HPC Intermediate Python

From Storrs HPC Wiki
Revision as of 14:30, 22 May 2017 by Pan14001 (talk | contribs) (Add overview, reference sheet, and start on profiling section.)
(diff) ← Older revision | Latest revision (diff) | Newer revision → (diff)
Jump to: navigation, search

This article is a work in progress

The HPC Intermediate workshop is for any researcher to use UConn's computer cluster with at least some experience of the command-line or using clusters, even if it is not with using our particular cluster. Additionally, fluency in any programming language is expected to understand concepts like variables, functions, etc. This event will be more informal and we expect to fine tune the topics based on your experiences.

This workshop covers:

  • 70% Strategies to parallelize programs.
  • 20% Good practices and habits for numerical programming.
  • 10% A little vocabulary and theory.

If you are in the workshop classroom, sign-in as a student to UCONNHPC on socrative.com.

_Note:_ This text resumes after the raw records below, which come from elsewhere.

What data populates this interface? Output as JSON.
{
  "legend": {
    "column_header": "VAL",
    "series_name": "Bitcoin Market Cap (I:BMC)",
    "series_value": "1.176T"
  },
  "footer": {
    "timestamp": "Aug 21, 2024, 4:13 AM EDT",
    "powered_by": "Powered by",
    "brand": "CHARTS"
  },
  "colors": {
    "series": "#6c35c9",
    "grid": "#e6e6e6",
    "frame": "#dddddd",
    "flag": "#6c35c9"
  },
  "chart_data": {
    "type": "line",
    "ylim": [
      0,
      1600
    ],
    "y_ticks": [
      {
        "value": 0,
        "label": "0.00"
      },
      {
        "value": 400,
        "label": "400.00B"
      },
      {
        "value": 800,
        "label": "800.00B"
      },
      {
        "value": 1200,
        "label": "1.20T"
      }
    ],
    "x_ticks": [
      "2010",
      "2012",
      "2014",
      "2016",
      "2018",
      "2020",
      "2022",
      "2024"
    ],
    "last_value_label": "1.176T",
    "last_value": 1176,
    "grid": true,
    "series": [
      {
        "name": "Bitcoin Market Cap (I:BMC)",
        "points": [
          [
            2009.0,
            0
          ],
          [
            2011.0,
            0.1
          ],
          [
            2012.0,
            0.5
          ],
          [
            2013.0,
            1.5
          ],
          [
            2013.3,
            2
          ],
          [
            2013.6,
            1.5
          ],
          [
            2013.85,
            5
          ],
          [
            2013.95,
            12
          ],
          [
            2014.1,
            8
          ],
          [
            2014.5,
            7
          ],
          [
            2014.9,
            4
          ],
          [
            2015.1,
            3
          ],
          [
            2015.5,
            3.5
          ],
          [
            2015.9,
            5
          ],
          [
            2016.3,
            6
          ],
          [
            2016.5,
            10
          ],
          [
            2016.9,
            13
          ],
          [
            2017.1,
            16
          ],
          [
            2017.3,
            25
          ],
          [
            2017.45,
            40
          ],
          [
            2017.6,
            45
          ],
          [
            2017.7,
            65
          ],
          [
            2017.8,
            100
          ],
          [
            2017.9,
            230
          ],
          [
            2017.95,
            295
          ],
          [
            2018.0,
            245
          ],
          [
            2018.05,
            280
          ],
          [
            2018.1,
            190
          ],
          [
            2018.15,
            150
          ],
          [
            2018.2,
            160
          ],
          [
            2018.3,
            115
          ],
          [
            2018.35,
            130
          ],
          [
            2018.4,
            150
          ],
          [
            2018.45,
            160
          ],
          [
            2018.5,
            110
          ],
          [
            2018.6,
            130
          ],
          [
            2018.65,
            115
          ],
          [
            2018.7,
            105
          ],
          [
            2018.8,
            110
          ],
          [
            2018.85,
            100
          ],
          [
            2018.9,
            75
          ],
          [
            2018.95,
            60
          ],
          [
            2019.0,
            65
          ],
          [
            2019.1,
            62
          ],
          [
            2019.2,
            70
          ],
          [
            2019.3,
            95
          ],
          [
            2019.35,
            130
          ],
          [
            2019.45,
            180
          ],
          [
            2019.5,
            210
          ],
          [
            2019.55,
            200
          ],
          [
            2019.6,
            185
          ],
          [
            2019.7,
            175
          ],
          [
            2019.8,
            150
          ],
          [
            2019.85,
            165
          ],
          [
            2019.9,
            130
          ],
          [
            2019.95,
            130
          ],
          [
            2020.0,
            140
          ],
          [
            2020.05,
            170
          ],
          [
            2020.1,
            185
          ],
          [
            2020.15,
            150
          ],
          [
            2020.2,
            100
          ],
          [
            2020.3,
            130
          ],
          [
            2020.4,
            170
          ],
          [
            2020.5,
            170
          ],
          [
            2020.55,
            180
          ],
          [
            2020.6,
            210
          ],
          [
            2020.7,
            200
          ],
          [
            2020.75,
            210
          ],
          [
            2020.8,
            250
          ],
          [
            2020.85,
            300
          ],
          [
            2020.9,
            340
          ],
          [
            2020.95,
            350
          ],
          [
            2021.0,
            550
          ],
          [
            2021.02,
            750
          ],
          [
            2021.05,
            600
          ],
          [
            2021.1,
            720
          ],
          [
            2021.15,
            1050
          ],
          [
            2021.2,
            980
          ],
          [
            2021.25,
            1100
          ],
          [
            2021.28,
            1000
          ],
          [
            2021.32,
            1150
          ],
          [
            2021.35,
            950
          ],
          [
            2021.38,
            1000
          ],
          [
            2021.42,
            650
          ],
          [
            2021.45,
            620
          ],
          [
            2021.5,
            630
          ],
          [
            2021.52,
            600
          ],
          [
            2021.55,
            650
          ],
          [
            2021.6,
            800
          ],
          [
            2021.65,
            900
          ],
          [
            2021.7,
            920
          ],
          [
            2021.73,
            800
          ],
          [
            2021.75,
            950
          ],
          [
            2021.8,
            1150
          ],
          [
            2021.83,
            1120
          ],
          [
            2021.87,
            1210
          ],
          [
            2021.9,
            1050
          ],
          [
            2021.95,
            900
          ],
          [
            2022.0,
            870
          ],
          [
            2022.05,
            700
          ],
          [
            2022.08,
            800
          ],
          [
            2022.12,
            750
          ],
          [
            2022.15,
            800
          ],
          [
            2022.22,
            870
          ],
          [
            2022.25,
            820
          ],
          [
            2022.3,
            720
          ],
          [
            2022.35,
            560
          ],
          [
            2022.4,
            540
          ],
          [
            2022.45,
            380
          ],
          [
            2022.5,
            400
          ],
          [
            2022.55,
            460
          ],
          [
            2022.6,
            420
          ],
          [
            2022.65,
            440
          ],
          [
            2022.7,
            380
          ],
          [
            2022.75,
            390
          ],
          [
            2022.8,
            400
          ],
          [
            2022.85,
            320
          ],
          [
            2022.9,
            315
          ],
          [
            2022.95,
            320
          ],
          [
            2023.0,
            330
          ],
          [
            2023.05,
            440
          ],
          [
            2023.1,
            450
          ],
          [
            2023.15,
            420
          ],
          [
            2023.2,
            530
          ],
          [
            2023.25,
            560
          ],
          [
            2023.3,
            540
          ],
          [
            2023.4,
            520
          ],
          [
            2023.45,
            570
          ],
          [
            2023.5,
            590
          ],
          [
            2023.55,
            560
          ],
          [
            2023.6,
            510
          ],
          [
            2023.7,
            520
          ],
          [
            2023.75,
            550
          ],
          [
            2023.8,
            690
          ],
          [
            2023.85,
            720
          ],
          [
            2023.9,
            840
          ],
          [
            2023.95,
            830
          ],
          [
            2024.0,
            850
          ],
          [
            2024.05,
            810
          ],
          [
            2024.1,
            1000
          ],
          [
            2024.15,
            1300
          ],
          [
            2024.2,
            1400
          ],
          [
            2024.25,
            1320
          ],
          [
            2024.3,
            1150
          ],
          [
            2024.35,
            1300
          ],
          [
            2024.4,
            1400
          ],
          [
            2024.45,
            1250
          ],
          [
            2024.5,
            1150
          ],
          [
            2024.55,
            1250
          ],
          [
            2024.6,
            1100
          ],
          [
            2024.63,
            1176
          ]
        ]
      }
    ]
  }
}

If you don't see the lesson materials under /scratch/lesson-intermediate, they are also available on our public GitHub repository: HPC/lesson-intermediate

# Make your own copy of the lessons
mkdir -p /scratch/$USER
cd /scratch/$USER
git clone https://github.uconn.edu/HPC/lesson-intermediate.git


Learning doesn't work by simply by explaining a bunch of theory and doing practical problems. Memorable learning is forming associations to existing knowledge. Therefore many of the topics will be explained by example; by showing a less optimal way of solving a problem followed by the more accepted, preferred way.

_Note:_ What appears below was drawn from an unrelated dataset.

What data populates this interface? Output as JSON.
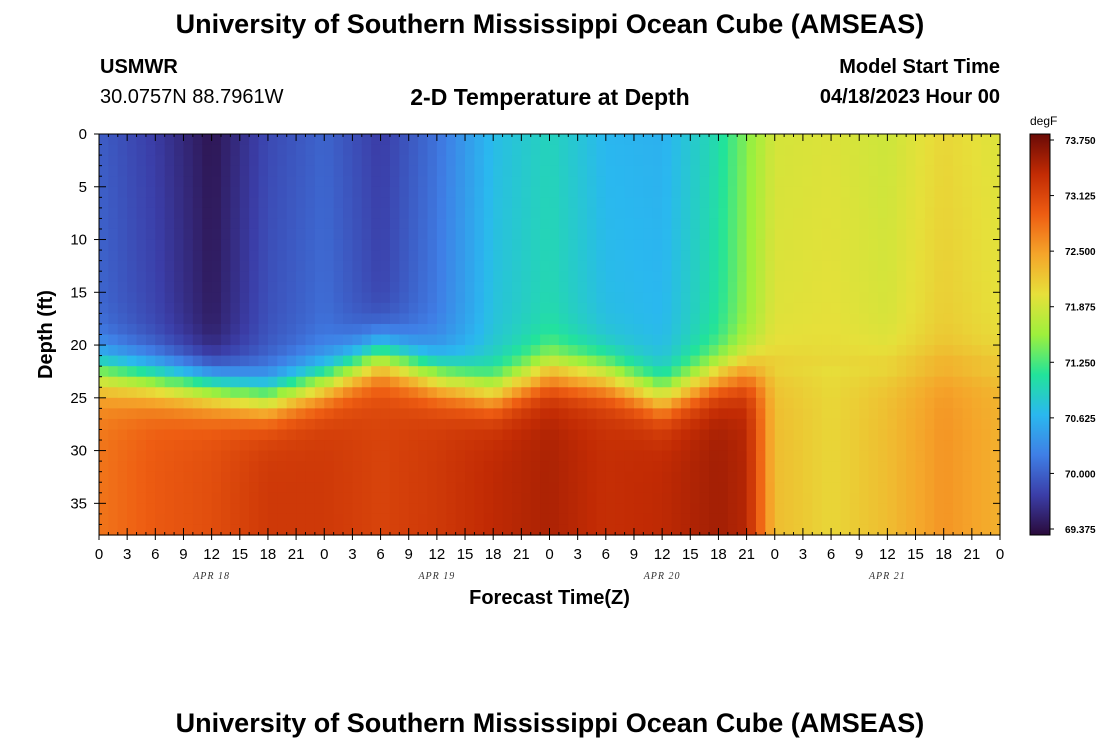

To explain the broad topic of parallelism, we will be switching between coding in Python and using SLURM. Instead of using the plain, vanilla Python shell we will introduce IPython and use it throughout.

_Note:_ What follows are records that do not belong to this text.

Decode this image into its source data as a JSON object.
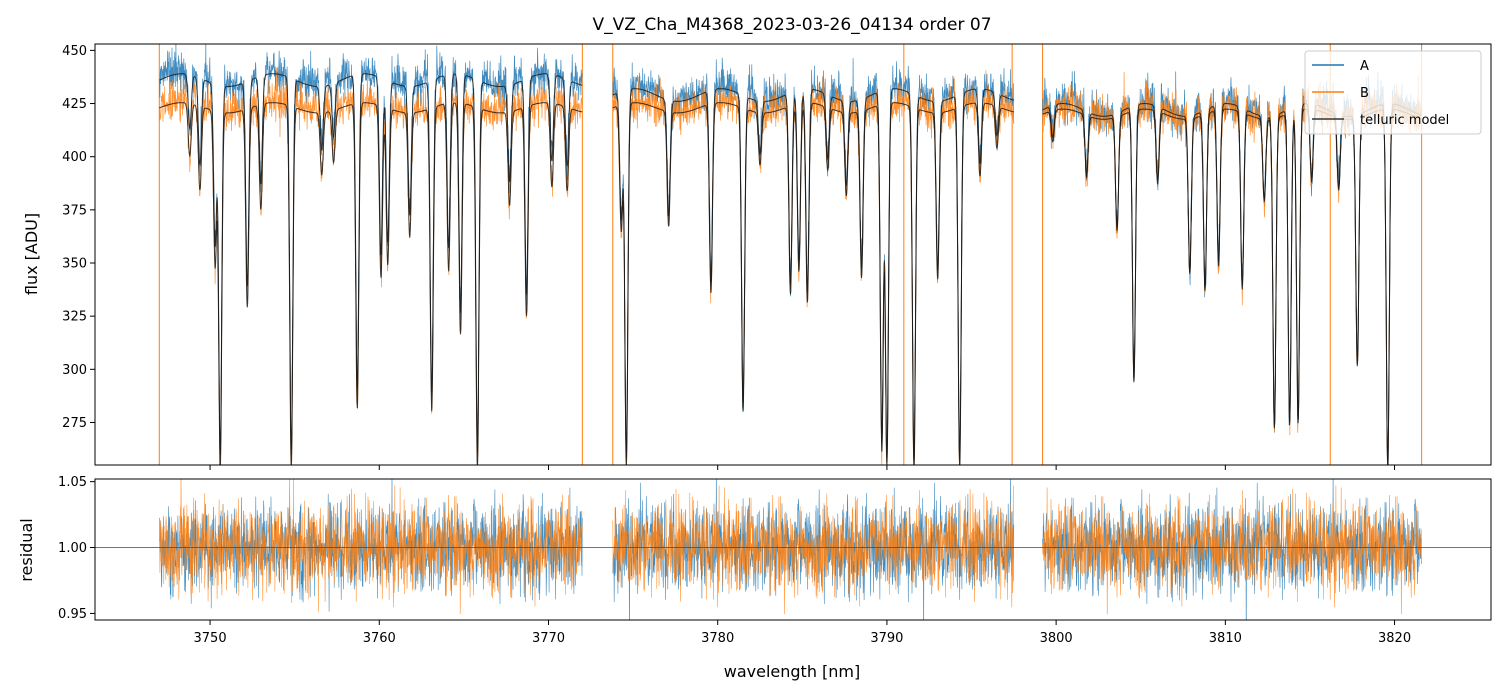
{
  "figure": {
    "title": "V_VZ_Cha_M4368_2023-03-26_04134  order 07"
  },
  "colors": {
    "A": "#1f77b4",
    "B": "#ff7f0e",
    "model": "#1a1a1a",
    "residual_ref": "#444444"
  },
  "chart_data": [
    {
      "type": "line",
      "panel": "flux",
      "title": "V_VZ_Cha_M4368_2023-03-26_04134  order 07",
      "xlabel": "",
      "ylabel": "flux [ADU]",
      "xlim": [
        3743.2,
        3825.7
      ],
      "ylim": [
        255,
        453
      ],
      "yticks": [
        275,
        300,
        325,
        350,
        375,
        400,
        425,
        450
      ],
      "xticks": [
        3750,
        3760,
        3770,
        3780,
        3790,
        3800,
        3810,
        3820
      ],
      "x_tick_labels_shown": false,
      "legend": {
        "position": "top-right",
        "entries": [
          "A",
          "B",
          "telluric model"
        ]
      },
      "segments": [
        {
          "x_start": 3747.0,
          "x_end": 3772.0,
          "continuum_A": 437,
          "continuum_B": 424,
          "continuum_model_A": 436,
          "continuum_model_B": 423
        },
        {
          "x_start": 3773.8,
          "x_end": 3797.5,
          "continuum_A": 430,
          "continuum_B": 424,
          "continuum_model_A": 429,
          "continuum_model_B": 423
        },
        {
          "x_start": 3799.2,
          "x_end": 3821.6,
          "continuum_A": 423,
          "continuum_B": 421,
          "continuum_model_A": 422,
          "continuum_model_B": 420
        }
      ],
      "absorption_lines": [
        {
          "x": 3748.1,
          "depth": 430
        },
        {
          "x": 3748.8,
          "depth": 405
        },
        {
          "x": 3749.4,
          "depth": 390
        },
        {
          "x": 3750.3,
          "depth": 355
        },
        {
          "x": 3750.6,
          "depth": 258
        },
        {
          "x": 3752.2,
          "depth": 335
        },
        {
          "x": 3753.0,
          "depth": 380
        },
        {
          "x": 3754.8,
          "depth": 258
        },
        {
          "x": 3756.6,
          "depth": 400
        },
        {
          "x": 3757.3,
          "depth": 405
        },
        {
          "x": 3758.7,
          "depth": 285
        },
        {
          "x": 3760.1,
          "depth": 348
        },
        {
          "x": 3760.5,
          "depth": 355
        },
        {
          "x": 3761.8,
          "depth": 370
        },
        {
          "x": 3763.1,
          "depth": 285
        },
        {
          "x": 3764.1,
          "depth": 350
        },
        {
          "x": 3764.8,
          "depth": 320
        },
        {
          "x": 3765.8,
          "depth": 258
        },
        {
          "x": 3767.7,
          "depth": 385
        },
        {
          "x": 3768.7,
          "depth": 330
        },
        {
          "x": 3770.2,
          "depth": 390
        },
        {
          "x": 3771.1,
          "depth": 390
        },
        {
          "x": 3774.3,
          "depth": 370
        },
        {
          "x": 3774.6,
          "depth": 258
        },
        {
          "x": 3777.1,
          "depth": 375
        },
        {
          "x": 3779.6,
          "depth": 340
        },
        {
          "x": 3781.5,
          "depth": 285
        },
        {
          "x": 3782.5,
          "depth": 405
        },
        {
          "x": 3784.3,
          "depth": 340
        },
        {
          "x": 3784.8,
          "depth": 350
        },
        {
          "x": 3785.3,
          "depth": 335
        },
        {
          "x": 3786.5,
          "depth": 400
        },
        {
          "x": 3787.6,
          "depth": 390
        },
        {
          "x": 3788.5,
          "depth": 350
        },
        {
          "x": 3789.7,
          "depth": 265
        },
        {
          "x": 3790.0,
          "depth": 258
        },
        {
          "x": 3791.6,
          "depth": 258
        },
        {
          "x": 3793.0,
          "depth": 350
        },
        {
          "x": 3794.3,
          "depth": 258
        },
        {
          "x": 3795.5,
          "depth": 395
        },
        {
          "x": 3796.5,
          "depth": 410
        },
        {
          "x": 3799.8,
          "depth": 415
        },
        {
          "x": 3801.8,
          "depth": 400
        },
        {
          "x": 3803.6,
          "depth": 375
        },
        {
          "x": 3804.6,
          "depth": 300
        },
        {
          "x": 3806.0,
          "depth": 395
        },
        {
          "x": 3807.9,
          "depth": 355
        },
        {
          "x": 3808.8,
          "depth": 345
        },
        {
          "x": 3809.6,
          "depth": 355
        },
        {
          "x": 3811.0,
          "depth": 345
        },
        {
          "x": 3812.3,
          "depth": 390
        },
        {
          "x": 3812.9,
          "depth": 280
        },
        {
          "x": 3813.8,
          "depth": 280
        },
        {
          "x": 3814.3,
          "depth": 280
        },
        {
          "x": 3815.1,
          "depth": 395
        },
        {
          "x": 3816.7,
          "depth": 395
        },
        {
          "x": 3817.8,
          "depth": 310
        },
        {
          "x": 3819.6,
          "depth": 258
        }
      ],
      "spike_lines_B": [
        3747.0,
        3772.0,
        3773.8,
        3791.0,
        3797.4,
        3799.2,
        3816.2,
        3821.6
      ],
      "series": [
        {
          "name": "A",
          "color": "#1f77b4"
        },
        {
          "name": "B",
          "color": "#ff7f0e"
        },
        {
          "name": "telluric model",
          "color": "#1a1a1a"
        }
      ]
    },
    {
      "type": "line",
      "panel": "residual",
      "xlabel": "wavelength [nm]",
      "ylabel": "residual",
      "xlim": [
        3743.2,
        3825.7
      ],
      "ylim": [
        0.945,
        1.052
      ],
      "yticks": [
        0.95,
        1.0,
        1.05
      ],
      "ytick_labels": [
        "0.95",
        "1.00",
        "1.05"
      ],
      "xticks": [
        3750,
        3760,
        3770,
        3780,
        3790,
        3800,
        3810,
        3820
      ],
      "xtick_labels": [
        "3750",
        "3760",
        "3770",
        "3780",
        "3790",
        "3800",
        "3810",
        "3820"
      ],
      "reference_line": 1.0,
      "noise_sigma": 0.018,
      "series": [
        {
          "name": "A",
          "color": "#1f77b4"
        },
        {
          "name": "B",
          "color": "#ff7f0e"
        }
      ]
    }
  ]
}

We will cover the following topics:

  1. Profiling code
    • Introduction to IPython
    • Using %timeit on loops, lists and arrays
    • Review of pandas library API
    • split-apply-combine
  2. Built-in SLURM parallelism
    • Job arrays are unpredictable
    • srun --multiprog works but has limitations
  3. Resume jobs using "checkpointing"
    • Using traps.
    • Guarding against data corruption.
  4. Disk usage best practices
    • Parallel IO
    • Binary formats like HDF5
    • Reading large files with MPI
  5. Multi-process parallelism
    • External process managers like GNU Parallel
    • Internal process management
    • Multi-threading not usually worth it
  6. General debugging
    • Using %debug in IPython
    • Recognize when you run out of memory
    • Disable MPI to see the underlying error
  7. Learning to be a better programmer
    • Writing a short package
    • Working on projects with real consequences
    • Reading good packages
    • Books


To be able to learn any deep subject well we also need to know a little bit of the vocabulary:

Cheatsheet for vocabulary
Term Description
Library / Module Reusable collection of code to accomplishes a specific task. "Libraries" is the more general term. In Python, libraries are called "modules". Always try to write the minimum code possible to accomplish your problem by using libraries.
Documentation Flavorful explanation of why you should use a particular program or library and how it can make your life easier. Often accompanied by short examples.
API Less flavorful explanation of libraries. Libraries don't just provide functions: they can also provide, variables (e.g. numpy.pi), operators (+, -, *, /), Python decorators, and so on.

Stands for "Application Programming Interface".

Checkpoint Saving progress to pickup close to where you left off from an interrupted job. Think about video game checkpoints of a convenient location where you can respawn after being killed :)
Multi-processing Make temporary copies of your program with the same functions and variables.
Multi-threading Share the same memory. More efficient, but also more complicated. Usually done with "OpenMP" in HPC.

Profiling code

Let's quickly recall the 7 elements common to every programming language:

  1. Store individual things (the number 2, the word "Hello")
  2. Store groups of things (lists, dictionaries, DataFrames, arrays)
  3. Commands that operate on things (the + symbol, the len() function)
  4. Ways to create chunks (functions, objects/classes, and packages)
  5. Ways to repeat yourself (for loops)
  6. Ways to make choices (if and try)
  7. Ways to combine chunks (function composition)

For the 20% of numerical programming today, we will mainly focus on #3: of being mindful of efficient operations.